🤖 AI Summary
This paper systematically identifies a gradient bias issue arising from KL regularization estimators in reinforcement learning (RL) training of large language models (LLMs): existing KL divergence estimation methods lack theoretical guarantees when integrated into objective functions, causing misalignment between the optimization target and the actual computed gradients. To address this, the authors propose an unbiased gradient configuration principle, empirically validated across both on-policy (PPO) and off-policy (DPO, GRPO) RL frameworks using Qwen2.5-7B, Llama-3.1-8B-Instruct, and Qwen3-4B-Instruct-2507. Their analysis provides the first empirical evidence that unbiased KL estimation significantly improves both in-domain and out-of-domain generalization. Moreover, in asynchronous offline RL settings, KL regularization is shown to play a previously unrecognized role—stabilizing training dynamics, suppressing gradient oscillations, and enhancing convergence robustness. These findings offer foundational insights for designing theoretically sound and empirically effective RLHF algorithms.
📝 Abstract
The reasoning performance of large language models (LLMs) can be substantially improved by training them with reinforcement learning (RL). The RL objective for LLM training involves a regularization term, which is the reverse Kullback-Leibler (KL) divergence between the trained policy and the reference policy. Since computing the KL divergence exactly is intractable, various estimators are used in practice to estimate it from on-policy samples. Despite its wide adoption, including in several open-source libraries, there is no systematic study analyzing the numerous ways of incorporating KL estimators in the objective and their effect on the downstream performance of RL-trained models. Recent works show that prevailing practices for incorporating KL regularization do not provide correct gradients for stated objectives, creating a discrepancy between the objective and its implementation.

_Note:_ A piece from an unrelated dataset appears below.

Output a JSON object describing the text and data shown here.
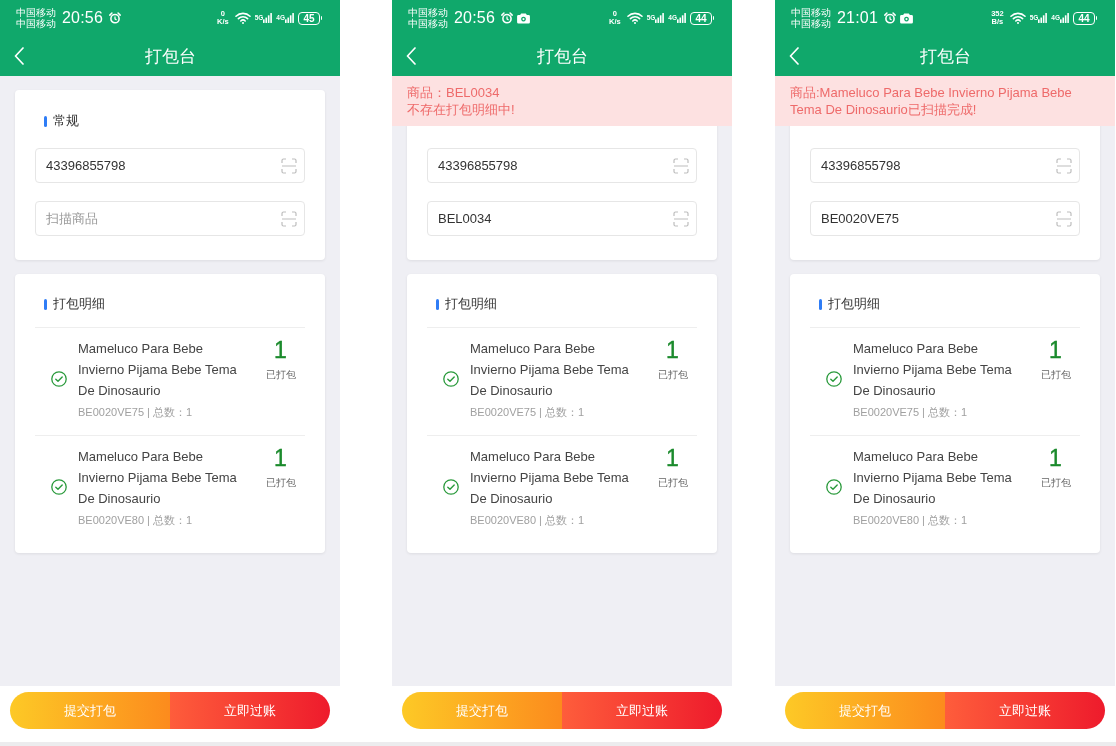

In this paper, we further analyze these practices and study the gradients of several estimators configurations, revealing how design choices shape gradient bias. We substantiate these findings with empirical observations by RL fine-tuning exttt{Qwen2.5-7B}, exttt{Llama-3.1-8B-Instruct} and exttt{Qwen3-4B-Instruct-2507} with different configurations and evaluating their performance on both in- and out-of-distribution tasks. Through our analysis, we observe that, in on-policy settings: (1) estimator configurations with biased gradients can result in training instabilities; and (2) using estimator configurations resulting in unbiased gradients leads to better performance on in-domain as well as out-of-domain tasks. We also investigate the performance resulting from different KL configurations in off-policy settings and observe that KL regularization can help stabilize off-policy RL training resulting from asynchronous setups.